Proseguí mi camino sin darme a conocer, siguiendo el impulso de encontrarme con la sombra de mi madre Atia, la del gran Alejandro y la de mi divino padre. Paseé la mirada de aquí para allá mientras recorría grises montículos y valles, crucé bosques muertos, poblados de árboles que jamás habían sentido un soplo de viento. Y una y otra vez pude ver a individuos dolientes, de cuerpos vidriosos, aferrados los unos a los otros como murciélagos apiñados en la lobreguez de una bóveda. En un prado gris de asfodelos que brindaba lugar a miles de cuerpos etéreos, Minos administraba justicia sobre una roca iridiscente. Con su cetro de oro separaba a los virtuosos de los viciosos y a los malos los sentenciaba a un justo castigo. Pero a los que Minos escogía, le estaba permitido ponerse detrás del juez de los muertos y proseguir su camino al más allá para alcanzar la dicha prometida.

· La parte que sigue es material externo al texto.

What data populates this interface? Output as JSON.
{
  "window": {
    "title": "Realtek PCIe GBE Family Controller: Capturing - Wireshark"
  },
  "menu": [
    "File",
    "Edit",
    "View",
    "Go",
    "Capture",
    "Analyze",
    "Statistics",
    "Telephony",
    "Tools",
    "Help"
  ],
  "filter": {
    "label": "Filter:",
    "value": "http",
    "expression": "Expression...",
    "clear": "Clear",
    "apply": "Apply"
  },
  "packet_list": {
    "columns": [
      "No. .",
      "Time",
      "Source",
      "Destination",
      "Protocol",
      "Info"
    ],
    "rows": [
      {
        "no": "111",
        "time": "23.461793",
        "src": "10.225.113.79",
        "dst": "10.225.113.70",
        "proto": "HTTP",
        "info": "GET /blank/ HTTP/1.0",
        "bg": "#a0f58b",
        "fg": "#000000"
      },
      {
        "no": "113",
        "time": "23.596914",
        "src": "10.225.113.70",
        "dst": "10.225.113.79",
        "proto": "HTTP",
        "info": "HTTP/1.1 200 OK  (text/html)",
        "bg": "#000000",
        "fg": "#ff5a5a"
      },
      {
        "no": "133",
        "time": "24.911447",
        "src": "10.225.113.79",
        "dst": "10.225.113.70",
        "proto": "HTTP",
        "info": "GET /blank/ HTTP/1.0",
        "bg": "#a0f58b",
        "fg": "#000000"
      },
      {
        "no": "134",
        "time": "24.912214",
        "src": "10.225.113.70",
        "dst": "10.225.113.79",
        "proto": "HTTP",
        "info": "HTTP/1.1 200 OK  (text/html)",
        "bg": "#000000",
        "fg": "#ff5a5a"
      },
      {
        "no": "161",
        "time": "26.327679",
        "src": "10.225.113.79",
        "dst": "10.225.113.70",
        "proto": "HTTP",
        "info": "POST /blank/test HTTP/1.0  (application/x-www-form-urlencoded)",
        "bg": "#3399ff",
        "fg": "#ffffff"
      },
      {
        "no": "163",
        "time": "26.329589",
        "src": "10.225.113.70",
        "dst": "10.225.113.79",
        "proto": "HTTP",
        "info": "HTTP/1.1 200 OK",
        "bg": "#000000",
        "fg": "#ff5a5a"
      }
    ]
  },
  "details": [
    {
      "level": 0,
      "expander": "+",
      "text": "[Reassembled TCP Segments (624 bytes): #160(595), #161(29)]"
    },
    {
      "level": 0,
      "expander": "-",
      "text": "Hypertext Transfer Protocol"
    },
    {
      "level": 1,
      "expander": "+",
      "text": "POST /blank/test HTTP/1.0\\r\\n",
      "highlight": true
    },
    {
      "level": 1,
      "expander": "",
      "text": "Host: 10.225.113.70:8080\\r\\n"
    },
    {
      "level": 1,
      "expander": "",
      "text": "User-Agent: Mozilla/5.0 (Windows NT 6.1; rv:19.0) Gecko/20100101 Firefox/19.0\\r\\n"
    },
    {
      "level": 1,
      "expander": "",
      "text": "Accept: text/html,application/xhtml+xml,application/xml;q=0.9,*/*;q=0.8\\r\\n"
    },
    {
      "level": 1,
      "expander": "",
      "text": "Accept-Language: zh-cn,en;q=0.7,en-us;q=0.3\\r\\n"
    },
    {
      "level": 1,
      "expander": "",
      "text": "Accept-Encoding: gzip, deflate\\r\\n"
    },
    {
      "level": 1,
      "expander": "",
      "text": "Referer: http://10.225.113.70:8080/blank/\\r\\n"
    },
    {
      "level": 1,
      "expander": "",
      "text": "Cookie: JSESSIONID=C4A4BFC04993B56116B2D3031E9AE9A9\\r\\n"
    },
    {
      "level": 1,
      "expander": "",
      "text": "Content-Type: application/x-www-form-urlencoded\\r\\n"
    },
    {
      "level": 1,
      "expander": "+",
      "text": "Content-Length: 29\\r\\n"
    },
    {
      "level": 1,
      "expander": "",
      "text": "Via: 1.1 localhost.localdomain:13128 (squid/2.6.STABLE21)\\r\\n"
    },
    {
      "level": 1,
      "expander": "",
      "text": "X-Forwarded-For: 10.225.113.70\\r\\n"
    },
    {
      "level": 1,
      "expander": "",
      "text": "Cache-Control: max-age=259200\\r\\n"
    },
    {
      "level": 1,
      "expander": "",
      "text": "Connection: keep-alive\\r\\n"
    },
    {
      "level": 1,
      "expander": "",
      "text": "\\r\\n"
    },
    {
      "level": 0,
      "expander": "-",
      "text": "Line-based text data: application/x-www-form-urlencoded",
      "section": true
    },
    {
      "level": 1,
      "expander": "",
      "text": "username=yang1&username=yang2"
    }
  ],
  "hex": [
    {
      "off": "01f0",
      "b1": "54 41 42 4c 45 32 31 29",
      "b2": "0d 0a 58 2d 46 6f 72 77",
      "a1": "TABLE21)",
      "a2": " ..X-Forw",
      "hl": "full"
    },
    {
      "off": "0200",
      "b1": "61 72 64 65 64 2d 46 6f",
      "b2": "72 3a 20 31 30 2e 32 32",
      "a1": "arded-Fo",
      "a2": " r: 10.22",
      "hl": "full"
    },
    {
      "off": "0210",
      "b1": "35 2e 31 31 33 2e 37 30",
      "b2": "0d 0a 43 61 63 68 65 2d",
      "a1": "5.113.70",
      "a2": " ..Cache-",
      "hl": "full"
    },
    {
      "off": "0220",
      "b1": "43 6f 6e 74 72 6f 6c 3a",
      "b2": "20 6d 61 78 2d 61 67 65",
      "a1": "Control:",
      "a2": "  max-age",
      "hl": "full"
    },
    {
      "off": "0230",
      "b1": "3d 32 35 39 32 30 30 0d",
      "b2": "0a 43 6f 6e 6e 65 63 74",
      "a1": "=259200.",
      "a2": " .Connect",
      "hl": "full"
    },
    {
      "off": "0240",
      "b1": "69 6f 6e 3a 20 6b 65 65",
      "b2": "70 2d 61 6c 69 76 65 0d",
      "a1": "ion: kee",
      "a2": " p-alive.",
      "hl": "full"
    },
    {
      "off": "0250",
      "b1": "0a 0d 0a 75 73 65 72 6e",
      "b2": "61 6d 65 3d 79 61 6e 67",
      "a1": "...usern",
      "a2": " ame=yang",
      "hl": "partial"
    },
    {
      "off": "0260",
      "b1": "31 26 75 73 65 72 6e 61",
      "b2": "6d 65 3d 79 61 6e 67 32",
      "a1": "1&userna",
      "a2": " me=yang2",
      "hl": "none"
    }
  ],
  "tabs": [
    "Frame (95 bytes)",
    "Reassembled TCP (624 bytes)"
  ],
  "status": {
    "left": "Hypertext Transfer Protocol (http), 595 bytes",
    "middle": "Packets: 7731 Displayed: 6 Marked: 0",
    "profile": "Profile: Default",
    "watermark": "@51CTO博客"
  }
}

Entre los cuerpos ondulantes reconocí a Julio por su calva incipiente, empujado dentro de la masa por las otras almas. No lo protegían esclavos y me pareció que nadie se preocupaba por su presencia. -¡Oh, divino padre! -lo llamé desde lejos, pero mi voz no tuvo el alcance debido, por lo tanto, me mezclé entre el pueblo peregrino. Luché contra la corriente, como un nadador en un río en crecida. Apenas creía haber avanzado lo bastante para hacerme oír, una nueva oleada de gente se lo llevaba consigo. Hasta que no estuve en medio de aquellos exangues cuerpos etéreos no me percaté de sus rostros semejantes a máscaras, que no delataban ninguna emoción, ni pesar ni alegría, ni esa loca agitación claramente evidente en sus movimientos. Era como si cada uno mostrase la expresión facial con la que había abandonado la vida terrenal.

No sé de dónde saqué fuerzas, me impulsé hacia adelante usando los brazos a modo de remos, y más de una vez perdí de vista mi meta, pero, inesperadamente, empujado en esa misma dirección, me encontré cerca de Julio, tan cerca que pude ver su rostro descompuesto por el dolor.